If you define a Connected App in at least in one org, that registers that Application name on the Salesforce service such that the client Id and token are now validate to perform oAuth against any other Salesforce org. This is also explained in this (https://developer.salesforce.com/blogs/developer-relations/2011/07/quick-tip-using-oauth-across-multiple-orgs.html) blog post.

"You only need to setup a single Remote Access Application and you can then use the assigned ’Client Id’ and ‘Client Secret’ values to have users log into any Salesforce Org – not just the one where the Remote Access Application was setup. This question is especially relevant to ISV partners that are developing Managed Package applications are are installed by multiple customers in their respective Orgs"

If this information helps, please mark the answer as best.
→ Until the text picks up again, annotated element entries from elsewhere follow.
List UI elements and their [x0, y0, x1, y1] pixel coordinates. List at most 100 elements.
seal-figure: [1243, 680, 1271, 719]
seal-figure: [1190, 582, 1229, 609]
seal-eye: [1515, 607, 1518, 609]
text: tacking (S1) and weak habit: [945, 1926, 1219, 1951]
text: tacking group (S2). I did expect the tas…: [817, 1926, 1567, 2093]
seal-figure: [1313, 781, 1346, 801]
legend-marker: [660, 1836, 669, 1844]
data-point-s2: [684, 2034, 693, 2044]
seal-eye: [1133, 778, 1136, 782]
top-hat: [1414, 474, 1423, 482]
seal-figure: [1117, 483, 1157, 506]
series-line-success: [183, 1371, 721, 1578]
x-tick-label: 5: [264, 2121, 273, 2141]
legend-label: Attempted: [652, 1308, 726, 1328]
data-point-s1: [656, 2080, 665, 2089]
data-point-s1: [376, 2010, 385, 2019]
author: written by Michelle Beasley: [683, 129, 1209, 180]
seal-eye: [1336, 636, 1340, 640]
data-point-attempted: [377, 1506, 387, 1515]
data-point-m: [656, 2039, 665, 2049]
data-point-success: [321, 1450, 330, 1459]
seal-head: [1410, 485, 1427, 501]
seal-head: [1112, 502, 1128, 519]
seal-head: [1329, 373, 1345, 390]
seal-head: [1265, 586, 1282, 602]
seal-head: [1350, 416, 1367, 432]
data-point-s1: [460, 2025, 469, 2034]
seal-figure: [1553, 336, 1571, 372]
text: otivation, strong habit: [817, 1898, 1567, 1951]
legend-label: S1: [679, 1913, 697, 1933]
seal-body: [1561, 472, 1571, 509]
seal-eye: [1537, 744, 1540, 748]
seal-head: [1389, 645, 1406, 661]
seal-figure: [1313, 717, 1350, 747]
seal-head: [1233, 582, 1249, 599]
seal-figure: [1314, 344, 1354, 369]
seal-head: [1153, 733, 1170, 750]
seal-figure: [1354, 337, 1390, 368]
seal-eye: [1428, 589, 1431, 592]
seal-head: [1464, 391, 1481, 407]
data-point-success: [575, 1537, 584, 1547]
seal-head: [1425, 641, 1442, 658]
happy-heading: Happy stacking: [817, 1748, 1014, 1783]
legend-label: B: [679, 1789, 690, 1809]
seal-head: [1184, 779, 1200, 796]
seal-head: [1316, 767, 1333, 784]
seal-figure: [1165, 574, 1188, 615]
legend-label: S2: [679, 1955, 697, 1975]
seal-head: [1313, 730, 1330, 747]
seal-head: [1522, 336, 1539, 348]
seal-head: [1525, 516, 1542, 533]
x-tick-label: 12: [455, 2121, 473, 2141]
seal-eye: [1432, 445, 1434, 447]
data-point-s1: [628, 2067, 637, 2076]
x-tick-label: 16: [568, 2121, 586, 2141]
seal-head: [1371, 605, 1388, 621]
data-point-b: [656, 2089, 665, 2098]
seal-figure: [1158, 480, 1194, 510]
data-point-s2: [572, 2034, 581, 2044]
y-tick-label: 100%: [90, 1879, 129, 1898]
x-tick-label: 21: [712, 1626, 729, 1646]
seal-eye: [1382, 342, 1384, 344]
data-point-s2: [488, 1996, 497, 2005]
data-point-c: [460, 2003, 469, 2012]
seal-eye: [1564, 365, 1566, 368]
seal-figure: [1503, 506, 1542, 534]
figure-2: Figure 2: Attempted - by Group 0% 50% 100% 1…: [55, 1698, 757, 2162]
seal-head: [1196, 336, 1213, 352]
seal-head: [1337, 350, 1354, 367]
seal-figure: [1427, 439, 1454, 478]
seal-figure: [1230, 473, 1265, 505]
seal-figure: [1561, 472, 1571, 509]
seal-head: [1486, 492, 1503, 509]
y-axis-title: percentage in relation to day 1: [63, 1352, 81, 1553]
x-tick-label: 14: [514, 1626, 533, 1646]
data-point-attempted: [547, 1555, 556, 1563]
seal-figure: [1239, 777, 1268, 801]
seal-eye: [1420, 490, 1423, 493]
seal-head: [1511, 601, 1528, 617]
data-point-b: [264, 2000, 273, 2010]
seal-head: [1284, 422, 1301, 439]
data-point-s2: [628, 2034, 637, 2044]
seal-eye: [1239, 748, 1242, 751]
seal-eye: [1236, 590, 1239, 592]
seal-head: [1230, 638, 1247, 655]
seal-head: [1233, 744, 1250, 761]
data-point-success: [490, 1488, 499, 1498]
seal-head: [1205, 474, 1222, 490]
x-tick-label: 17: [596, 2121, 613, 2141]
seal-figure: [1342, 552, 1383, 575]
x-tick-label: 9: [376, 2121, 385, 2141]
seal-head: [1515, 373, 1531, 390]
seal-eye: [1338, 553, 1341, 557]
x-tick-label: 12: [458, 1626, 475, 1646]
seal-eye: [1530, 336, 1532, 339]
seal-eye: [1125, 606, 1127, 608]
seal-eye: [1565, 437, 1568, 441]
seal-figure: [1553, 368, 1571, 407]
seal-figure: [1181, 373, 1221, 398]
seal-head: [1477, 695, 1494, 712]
Thank you

All Answers

SwethaSwetha (Salesforce Developers) 
HI Bryan,
Your ask looks similar to https://developer.salesforce.com/forums/?id=906F0000000AyJvIAK. According to this,

If you define a Connected App in at least in one org, that registers that Application name on the Salesforce service such that the client Id and token are now validate to perform oAuth against any other Salesforce org. This is also explained in this (https://developer.salesforce.com/blogs/developer-relations/2011/07/quick-tip-using-oauth-across-multiple-orgs.html) blog post.

"You only need to setup a single Remote Access Application and you can then use the assigned ’Client Id’ and ‘Client Secret’ values to have users log into any Salesforce Org – not just the one where the Remote Access Application was setup. This question is especially relevant to ISV partners that are developing Managed Package applications are are installed by multiple customers in their respective Orgs"

If this information helps, please mark the answer as best. Thank you
This was selected as the best answer
SwethaSwetha (Salesforce Developers) 
See https://salesforce.stackexchange.com/questions/213666/connected-app-built-in-sandbox-has-access-to-prod wherein user posted same ask 

https://salesforce.stackexchange.com/questions/70284/how-can-i-deploy-a-connected-app-from-my-sandbox-environment-to-my-production-en
Bryan Leaman 6Bryan Leaman 6
Thanks, Swetha.  This sounds really odd -- so in salesforce, only 1 connected app needs to be published for the world to have api access to your org, provided they have a valid userId, password & api key for your org. I've just proven that myself by connecting to my developer org using my workplace sandbox connected app (my dev org is totally independent of my employer orgs).  That really seems like almost no security at all to me.